Nuts and Bolts and Quiet, Radical Acts

 

There is a wonderful radicalism in the act of building a template for others to use to create work in an era when creators seek to monetize every click and wink. That brought to mind some of the radical how-to books of the last quarter of the 20th century, like the Foxfire volumes that resurrected the art of homesteading, or Rodale Press’ books on quilting, bike repair, and farming, to name a few. On Site also seems to channel a New Dance Group’s ethos of community and solidarity.

 

But Koplowitz isn’t looking back, and no apparent utopian vision motivates the text. His solidarity with fellow artists is earthy and muscular as he invites them to present ideas and inhabit the volume. This is collaboration in action and a commitment to generosity, which may be one of the 21st century’s more radical acts. Koplowitz approaches even the rather daunting administrative elements of creating site-based work in a spirit of equanimity and brings to it a practice reflexive engagement that encourages one to decenter themselves again and again to meet challenges with curiosity, engagement, compromise and self-assessment.

 

It’s not a bad recipe for living.

 

And on a practical note, On Site is a good reason, if one is needed, for educators to build a class around creating site-specific work. It could even invite collaboration across disciplines, perhaps outside the arts.

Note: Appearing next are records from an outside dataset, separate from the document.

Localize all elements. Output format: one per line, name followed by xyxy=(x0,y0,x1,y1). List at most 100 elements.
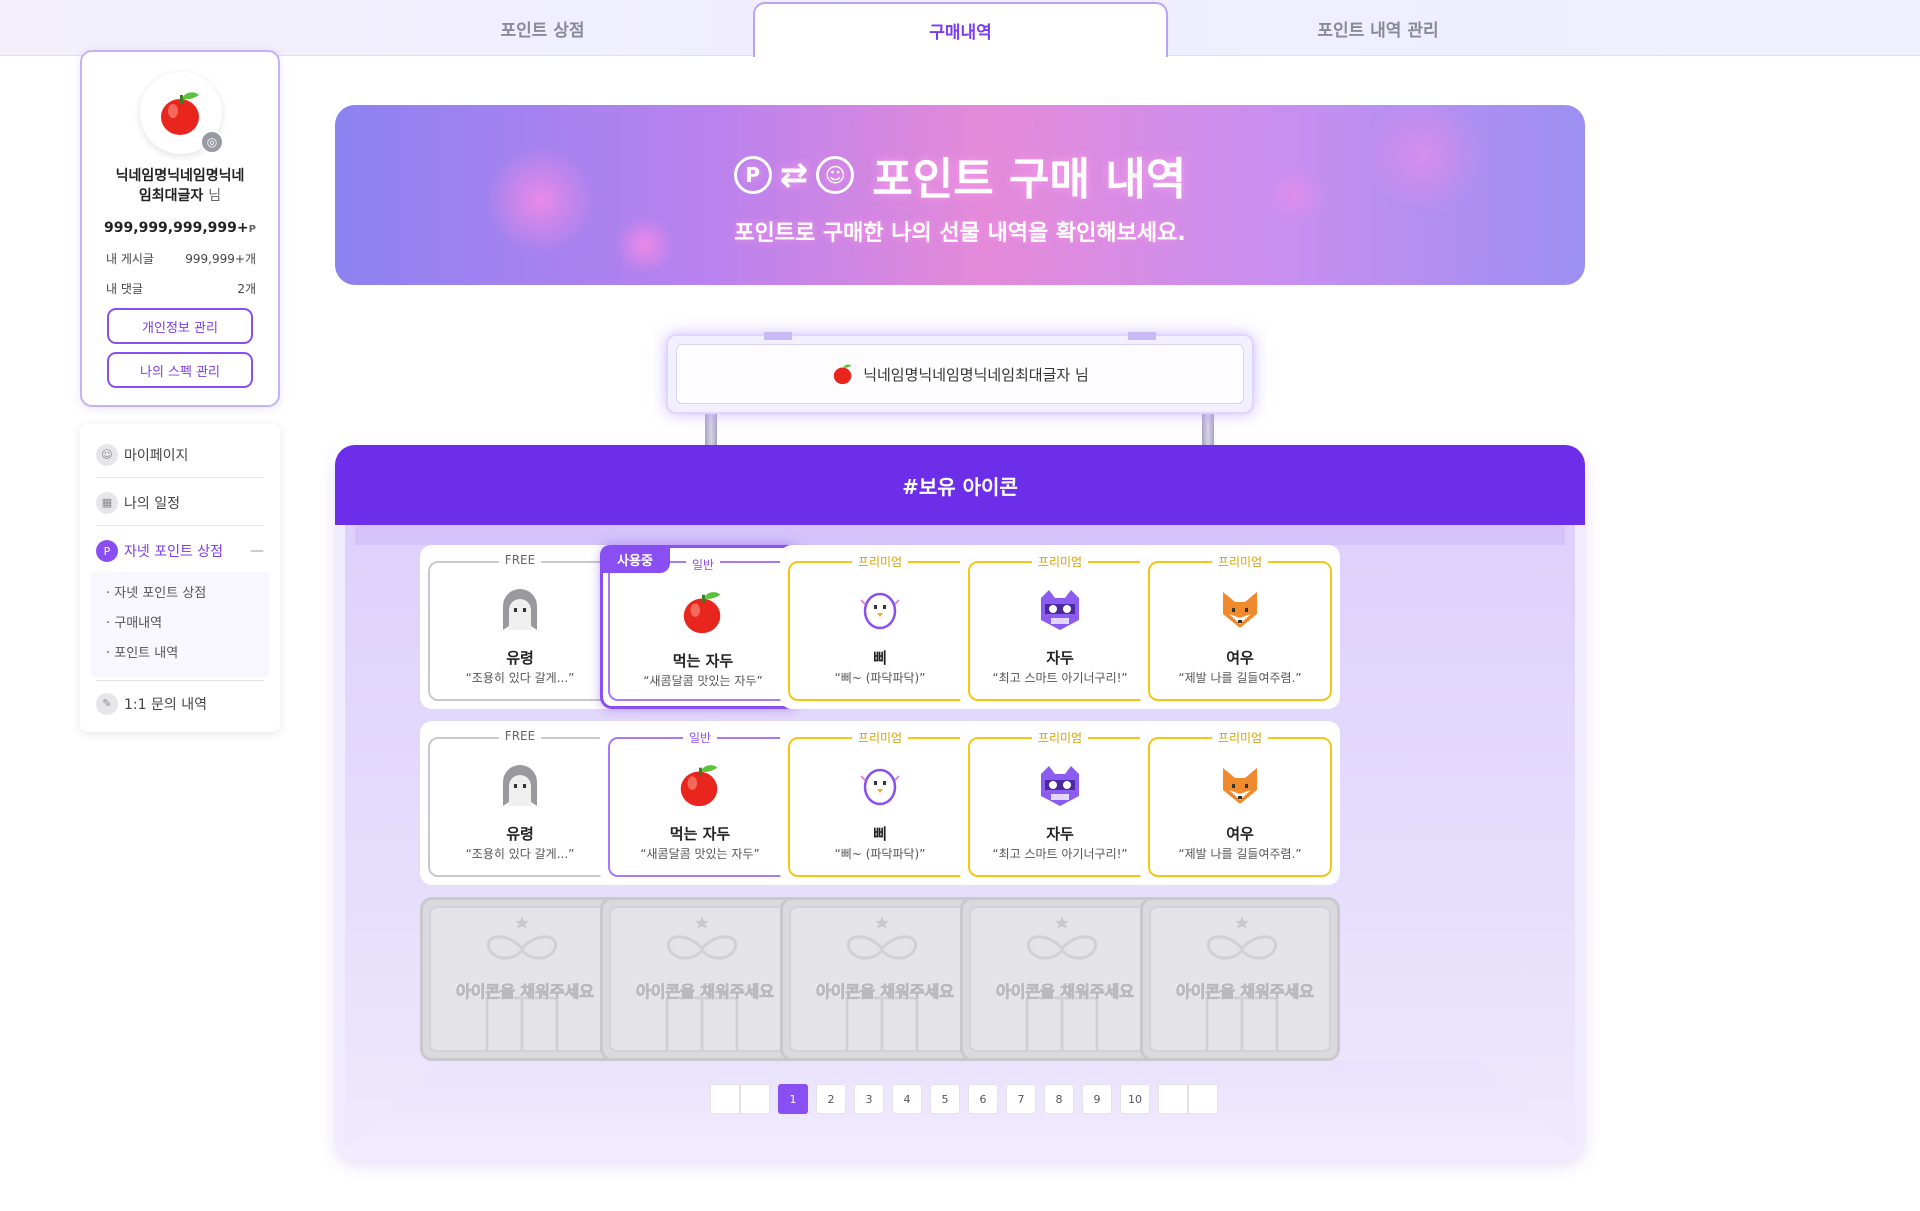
tab-purchase-history[interactable]: 구매내역 xyxy=(753,2,1168,57)
chick-icon xyxy=(854,583,906,635)
tab-point-shop[interactable]: 포인트 상점 xyxy=(330,0,755,56)
manage-spec-button[interactable]: 나의 스펙 관리 xyxy=(107,352,253,388)
last-page-button[interactable] xyxy=(1188,1084,1218,1114)
plum-icon xyxy=(161,92,199,135)
empty-slot: 아이콘을 채워주세요 xyxy=(1140,897,1340,1061)
sidebar-menu: ☺ 마이페이지 ▦ 나의 일정 P 자넷 포인트 상점 — · 자넷 포인트 상… xyxy=(80,424,280,732)
tab-point-history[interactable]: 포인트 내역 관리 xyxy=(1168,0,1588,56)
tier-label: FREE xyxy=(498,729,542,743)
page-button[interactable]: 4 xyxy=(892,1084,922,1114)
icon-card[interactable]: FREE 유령 “조용히 있다 갈게...” xyxy=(420,721,620,885)
empty-slot-inner: 아이콘을 채워주세요 xyxy=(969,906,1151,1052)
empty-slot-inner: 아이콘을 채워주세요 xyxy=(429,906,611,1052)
point-balance: 999,999,999,999+P xyxy=(82,220,278,236)
card-tier: FREE xyxy=(420,553,620,567)
card-desc: “최고 스마트 아기너구리!” xyxy=(992,671,1128,685)
empty-slot-inner: 아이콘을 채워주세요 xyxy=(789,906,971,1052)
empty-slot: 아이콘을 채워주세요 xyxy=(600,897,800,1061)
card-name: 자두 xyxy=(1046,649,1074,667)
icon-card[interactable]: 프리미엄 삐 “삐~ (파닥파닥)” xyxy=(780,545,980,709)
stage-wall xyxy=(355,525,1565,545)
my-posts-value: 999,999+개 xyxy=(185,252,256,266)
card-desc: “조용히 있다 갈게...” xyxy=(465,847,575,861)
pagination-next-group xyxy=(1158,1084,1218,1114)
in-use-badge: 사용중 xyxy=(600,545,670,573)
icon-card[interactable]: 프리미엄 여우 “제발 나를 길들여주렴.” xyxy=(1140,545,1340,709)
camera-icon[interactable]: ◎ xyxy=(200,130,224,154)
plum-icon xyxy=(674,759,726,811)
collapse-icon[interactable]: — xyxy=(250,543,264,559)
card-name: 유령 xyxy=(506,649,534,667)
icon-card[interactable]: 프리미엄 자두 “최고 스마트 아기너구리!” xyxy=(960,721,1160,885)
page-button[interactable]: 6 xyxy=(968,1084,998,1114)
icon-card[interactable]: FREE 유령 “조용히 있다 갈게...” xyxy=(420,545,620,709)
user-icon: ☺ xyxy=(96,443,118,466)
page-button[interactable]: 3 xyxy=(854,1084,884,1114)
sidebar-item-schedule[interactable]: ▦ 나의 일정 xyxy=(96,480,264,526)
prev-page-button[interactable] xyxy=(740,1084,770,1114)
submenu-item-purchase[interactable]: · 구매내역 xyxy=(106,612,162,631)
icon-card[interactable]: 일반 먹는 자두 “새콤달콤 맛있는 자두” xyxy=(600,721,800,885)
point-value: 999,999,999,999+ xyxy=(104,220,249,236)
page-button[interactable]: 5 xyxy=(930,1084,960,1114)
card-desc: “새콤달콤 맛있는 자두” xyxy=(640,847,760,861)
top-tab-bar: 포인트 상점 구매내역 포인트 내역 관리 xyxy=(0,0,1920,57)
sign-clip xyxy=(764,332,792,340)
icon-card[interactable]: 프리미엄 자두 “최고 스마트 아기너구리!” xyxy=(960,545,1160,709)
card-desc: “제발 나를 길들여주렴.” xyxy=(1178,671,1302,685)
card-tier: 일반 xyxy=(600,729,800,746)
icon-card-selected[interactable]: 일반 사용중 먹는 자두 “새콤달콤 맛있는 자두” xyxy=(600,545,800,709)
plum-icon xyxy=(833,364,852,385)
chick-icon xyxy=(854,759,906,811)
sidebar-item-label: 자넷 포인트 상점 xyxy=(124,544,224,560)
first-page-button[interactable] xyxy=(710,1084,740,1114)
card-desc: “삐~ (파닥파닥)” xyxy=(834,671,926,685)
card-name: 삐 xyxy=(873,825,887,843)
page-button[interactable]: 2 xyxy=(816,1084,846,1114)
my-comments-label: 내 댓글 xyxy=(106,282,143,296)
page-button[interactable]: 8 xyxy=(1044,1084,1074,1114)
card-tier: 프리미엄 xyxy=(960,729,1160,746)
card-name: 먹는 자두 xyxy=(669,825,731,843)
showcase-stage: FREE 유령 “조용히 있다 갈게...” 일반 사용중 먹는 자두 “새콤달… xyxy=(345,525,1575,1150)
empty-slot: 아이콘을 채워주세요 xyxy=(420,897,620,1061)
submenu-item-shop[interactable]: · 자넷 포인트 상점 xyxy=(106,582,206,601)
banner-icons: P ⇄ ☺ xyxy=(733,155,855,195)
page-button[interactable]: 1 xyxy=(778,1084,808,1114)
fox-icon xyxy=(1214,759,1266,811)
pagination: 1 2 3 4 5 6 7 8 9 10 xyxy=(710,1084,1218,1114)
point-icon: P xyxy=(733,156,772,194)
next-page-button[interactable] xyxy=(1158,1084,1188,1114)
sidebar-item-label: 나의 일정 xyxy=(124,495,180,512)
showcase-title: #보유 아이콘 xyxy=(335,445,1585,525)
sidebar-item-inquiry[interactable]: ✎ 1:1 문의 내역 xyxy=(96,680,264,726)
sidebar-item-mypage[interactable]: ☺ 마이페이지 xyxy=(96,432,264,478)
icon-card[interactable]: 프리미엄 여우 “제발 나를 길들여주렴.” xyxy=(1140,721,1340,885)
ghost-icon xyxy=(494,759,546,811)
profile-card: ◎ 닉네임명닉네임명닉네 임최대글자 님 999,999,999,999+P 내… xyxy=(80,50,280,407)
page-button[interactable]: 9 xyxy=(1082,1084,1112,1114)
my-comments-value: 2개 xyxy=(237,282,256,296)
nameplate-sign: 닉네임명닉네임명닉네임최대글자 님 xyxy=(666,332,1254,414)
pagination-prev-group xyxy=(710,1084,770,1114)
sidebar-item-point-shop[interactable]: P 자넷 포인트 상점 — xyxy=(96,528,264,574)
empty-slot-label: 아이콘을 채워주세요 xyxy=(815,982,955,1002)
page-button[interactable]: 7 xyxy=(1006,1084,1036,1114)
sidebar-item-label: 1:1 문의 내역 xyxy=(124,696,207,713)
tier-label: 일반 xyxy=(685,558,721,572)
submenu-item-points[interactable]: · 포인트 내역 xyxy=(106,642,178,661)
my-comments-stat: 내 댓글 2개 xyxy=(106,280,256,297)
page-button[interactable]: 10 xyxy=(1120,1084,1150,1114)
card-name: 삐 xyxy=(873,649,887,667)
profile-nickname: 닉네임명닉네임명닉네 임최대글자 님 xyxy=(92,166,268,206)
sign-clip xyxy=(1128,332,1156,340)
raccoon-icon xyxy=(1034,759,1086,811)
manage-profile-button[interactable]: 개인정보 관리 xyxy=(107,308,253,344)
tier-label: 일반 xyxy=(682,731,718,745)
card-tier: FREE xyxy=(420,729,620,743)
my-posts-label: 내 게시글 xyxy=(106,252,154,266)
empty-slot-inner: 아이콘을 채워주세요 xyxy=(1149,906,1331,1052)
nameplate-text: 닉네임명닉네임명닉네임최대글자 님 xyxy=(863,365,1089,384)
icon-card[interactable]: 프리미엄 삐 “삐~ (파닥파닥)” xyxy=(780,721,980,885)
nameplate-inner: 닉네임명닉네임명닉네임최대글자 님 xyxy=(676,344,1244,404)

Theoretical texts could be added to a syllabus to deepen a student’s grasp of the role of performance in the environment and its philosophical and ideological implications.  

 

The end of the volume with its array of additional source recommendations prompted me to circle back to a line Koplowitz writes immediately before chapter one begins:

 

“This book aims to support the notion that you are not alone in your desire to create something new using the world as your inspiration.”